With all of this unstructured data flowing in and around an enterprise, it is no wonder why it is so difficult to create the perfect Artificial or Business Intelligence application. In machine learning systems, runtime efficiency depends mostly on the ease of access to data to ensure faster processing. Therefore, there is a need to convert the already collected unstructured data into a structured form to improve both the stability and the functionality of the system.
This article will try to provide an overview of some of the most dynamic methods of collecting, extracting and converting non-structured data in a machine learning environment.
Human in the loop Learning extractors
These are the type of extractors that are used to collect data from human behaviors. They process cues that come from their human partners and collect that data in structured form. For instance, AI personal assistants that learn from their owner’s character wants or tendencies and then can make predictions on what the owner might need in a future circumstance.
Value Matching extractors
These are the kind of extractors that can find a set of values in a pre-defined search area. Web scraping tools are a good example of this technique. You can also use this when you have massive amounts of unstructured documents, and you are trying to extract specific information that you know exists or if you feel that converting the data is inefficient and non-economical. Value matching extractors amalgamate data and store the most valuable sets of data.
Visual Pattern Extractors
These extractors extract data from a visual representation of non-structured data. These may be in the form of images, charts, graphs or computer graphics. For instance, they may evaluate an image and check the time it was created, weather condition, the nature of the event and henceforth.

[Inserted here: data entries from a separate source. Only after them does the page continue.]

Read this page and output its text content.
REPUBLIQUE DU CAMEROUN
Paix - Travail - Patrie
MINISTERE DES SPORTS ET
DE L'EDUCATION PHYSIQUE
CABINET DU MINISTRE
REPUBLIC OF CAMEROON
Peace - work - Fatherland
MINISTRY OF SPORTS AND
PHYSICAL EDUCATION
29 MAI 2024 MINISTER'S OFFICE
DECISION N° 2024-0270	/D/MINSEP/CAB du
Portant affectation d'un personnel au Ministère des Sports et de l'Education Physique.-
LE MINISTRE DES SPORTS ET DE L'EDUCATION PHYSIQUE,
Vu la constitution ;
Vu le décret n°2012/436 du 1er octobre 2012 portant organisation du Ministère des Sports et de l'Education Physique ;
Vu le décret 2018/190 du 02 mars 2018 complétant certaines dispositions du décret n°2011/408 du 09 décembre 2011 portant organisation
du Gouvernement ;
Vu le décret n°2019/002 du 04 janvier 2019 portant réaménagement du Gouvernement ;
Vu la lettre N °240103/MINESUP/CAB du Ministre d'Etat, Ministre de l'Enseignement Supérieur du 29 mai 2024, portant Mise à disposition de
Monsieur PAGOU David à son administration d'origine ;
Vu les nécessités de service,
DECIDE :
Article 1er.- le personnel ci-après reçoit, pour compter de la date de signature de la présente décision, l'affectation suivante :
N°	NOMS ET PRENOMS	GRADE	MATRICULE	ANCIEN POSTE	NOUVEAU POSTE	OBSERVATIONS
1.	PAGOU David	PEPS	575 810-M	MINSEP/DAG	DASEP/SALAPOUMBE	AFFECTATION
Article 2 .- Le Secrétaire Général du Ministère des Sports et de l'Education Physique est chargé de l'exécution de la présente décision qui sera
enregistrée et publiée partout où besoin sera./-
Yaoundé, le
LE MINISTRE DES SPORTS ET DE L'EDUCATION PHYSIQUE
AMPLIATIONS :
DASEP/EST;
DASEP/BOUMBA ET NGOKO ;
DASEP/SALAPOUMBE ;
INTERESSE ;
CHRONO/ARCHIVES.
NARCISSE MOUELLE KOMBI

In any enterprise, a lot of transactions are tabulated in tables. Table extractors are specifically used to collect and structure this data in a form that may be used by machine learning algorithms. It is then clustered together in databases accessible to AI algorithms to use.
Unstructured data can contain industry-specific jargons that may prove confusing when fed into Machine Learning system’s data banks. The semantic extractors help in changing the semantic into something machines can understand. Also, when these non-structured data elements originate from voice conversations, semantic extractors must be equipped with robust natural language processing algorithms to collect and sort the data provided.
Package Form extractors
Questionnaires, surveys, and business forms are some of the most common product and services assessment tools in an enterprise. Though the data collected, can provide mass amounts of insights to the users it is not always collected in a usable and structured way so that we can add it to our machine learning toolsets. Form extractors are used to provide the clustering of this data, making the conclusions and storing the data in the backend for use by machine learning systems.
Machine Learning systems are becoming ubiquitous in every modern-day enterprise. In many cases, to make our AI systems fully functional, we need to give them access to the millions of Gigabytes of data generated every day that is non-structured. Using some of the techniques mentioned above will help us do just that.